Ask HN: What's a good open-source plotting tool? - sendos

I love Matlab's plotting functionality, and its open-source clone (Octave) has horrible plotting capabilities.<p>Any other tools out there? How good is something like SciPy for this sort of thing?
======
dmlorenzetti
I use R (www.r-project.org/) and am generally happy with its plots. The
graphing commands have a few quirks, and a lot of non-orthogonal inputs, but
it lets you dig in and do things at a pretty low level, in case you want to
fine-tune your graphs.

One thing I remember fondly from Matlab days, that R isn't so good at, was the
ability to grab a handle to a graph axis, and rescale the axis, without
starting a new plot. R pretty much forces you to know, from the start, what
limits each axis should have.

A colleague uses SciPy and is similarly very happy. However, I can't speak
about it from personal experience.

I've used gnuplot (www.gnuplot.info/) for small tasks (one or two lines on an
x-y plot). My general impression is I would find it too constricting for
bigger jobs.
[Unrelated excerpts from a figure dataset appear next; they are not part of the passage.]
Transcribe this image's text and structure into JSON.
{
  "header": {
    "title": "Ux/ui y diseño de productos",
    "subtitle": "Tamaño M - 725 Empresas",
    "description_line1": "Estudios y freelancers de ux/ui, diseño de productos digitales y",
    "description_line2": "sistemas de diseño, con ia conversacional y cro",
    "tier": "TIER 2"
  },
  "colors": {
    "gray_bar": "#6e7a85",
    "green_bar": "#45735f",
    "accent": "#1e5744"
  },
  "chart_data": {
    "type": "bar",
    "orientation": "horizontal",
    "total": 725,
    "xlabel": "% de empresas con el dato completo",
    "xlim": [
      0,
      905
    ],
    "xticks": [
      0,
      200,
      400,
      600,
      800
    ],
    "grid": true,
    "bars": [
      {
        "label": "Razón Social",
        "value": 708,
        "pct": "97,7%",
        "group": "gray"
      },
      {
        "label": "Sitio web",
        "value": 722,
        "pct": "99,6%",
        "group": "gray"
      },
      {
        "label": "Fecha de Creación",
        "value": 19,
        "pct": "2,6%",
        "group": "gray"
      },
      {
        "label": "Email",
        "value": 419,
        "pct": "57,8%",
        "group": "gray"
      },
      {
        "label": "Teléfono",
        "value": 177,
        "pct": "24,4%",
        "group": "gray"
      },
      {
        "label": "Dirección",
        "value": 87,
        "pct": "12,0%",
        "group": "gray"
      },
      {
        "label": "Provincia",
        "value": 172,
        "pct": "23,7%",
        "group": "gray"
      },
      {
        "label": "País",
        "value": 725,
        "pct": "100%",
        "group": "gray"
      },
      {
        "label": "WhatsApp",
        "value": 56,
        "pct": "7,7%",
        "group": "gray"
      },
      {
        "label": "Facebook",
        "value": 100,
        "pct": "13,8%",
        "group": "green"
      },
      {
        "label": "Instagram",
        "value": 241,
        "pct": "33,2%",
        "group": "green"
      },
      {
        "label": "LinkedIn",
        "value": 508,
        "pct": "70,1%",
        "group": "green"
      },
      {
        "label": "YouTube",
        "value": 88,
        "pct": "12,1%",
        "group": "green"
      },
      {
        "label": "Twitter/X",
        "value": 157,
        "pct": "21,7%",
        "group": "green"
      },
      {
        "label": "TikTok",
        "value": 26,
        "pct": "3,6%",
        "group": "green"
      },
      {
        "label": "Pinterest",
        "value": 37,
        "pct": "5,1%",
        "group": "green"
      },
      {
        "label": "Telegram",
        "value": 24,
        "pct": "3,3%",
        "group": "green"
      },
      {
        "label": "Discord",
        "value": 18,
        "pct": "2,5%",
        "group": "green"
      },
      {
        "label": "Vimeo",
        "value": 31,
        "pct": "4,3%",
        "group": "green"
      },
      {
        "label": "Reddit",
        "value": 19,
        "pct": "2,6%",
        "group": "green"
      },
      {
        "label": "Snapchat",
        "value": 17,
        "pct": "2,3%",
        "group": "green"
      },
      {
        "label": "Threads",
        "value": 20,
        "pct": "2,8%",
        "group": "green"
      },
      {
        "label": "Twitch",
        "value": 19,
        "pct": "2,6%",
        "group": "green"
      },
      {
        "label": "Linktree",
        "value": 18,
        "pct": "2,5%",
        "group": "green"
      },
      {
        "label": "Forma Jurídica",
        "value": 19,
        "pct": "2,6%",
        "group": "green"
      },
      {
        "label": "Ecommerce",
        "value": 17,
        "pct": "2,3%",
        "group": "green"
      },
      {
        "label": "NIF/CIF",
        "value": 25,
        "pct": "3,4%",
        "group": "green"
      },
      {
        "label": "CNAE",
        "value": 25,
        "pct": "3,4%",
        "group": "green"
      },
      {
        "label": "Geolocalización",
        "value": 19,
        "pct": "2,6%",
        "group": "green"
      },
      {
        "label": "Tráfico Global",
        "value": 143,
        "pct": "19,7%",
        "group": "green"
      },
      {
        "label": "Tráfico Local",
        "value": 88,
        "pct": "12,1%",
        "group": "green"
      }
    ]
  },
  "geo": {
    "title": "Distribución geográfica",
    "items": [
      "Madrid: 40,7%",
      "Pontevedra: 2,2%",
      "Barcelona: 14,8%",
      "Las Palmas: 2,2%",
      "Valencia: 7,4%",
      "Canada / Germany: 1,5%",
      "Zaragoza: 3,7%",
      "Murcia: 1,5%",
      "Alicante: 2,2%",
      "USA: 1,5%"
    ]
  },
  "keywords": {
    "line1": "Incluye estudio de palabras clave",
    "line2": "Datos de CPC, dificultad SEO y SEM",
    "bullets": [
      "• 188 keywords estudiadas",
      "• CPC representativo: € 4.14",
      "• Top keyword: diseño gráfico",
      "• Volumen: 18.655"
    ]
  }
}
In particular, R allows me to do a full-fledged analysis and then
plot results, while gnuplot pretty much requires you to generate the results
externally.

------
bugsbunnyak
matplotlib (python) is quite good:
<http://matplotlib.sourceforge.net/gallery.html>

another python tool to consider is chaco:
<http://code.enthought.com/projects/chaco/gallery.php>

matplotlib is ideal for matlab-style iterative plotting. chaco is considerably
faster (at least ~1 year ago) as it is specifically designed for creating
interactive plots.

if you need 3d graphics, consider the mlab library used in mayavi and some
other projects. the commands are matlab-like, and it produces very nice
graphics using vtk:
<http://github.enthought.com/mayavi/mayavi/auto/examples.html>

------
huragok
Try out jQplot (<http://www.jqplot.com/>)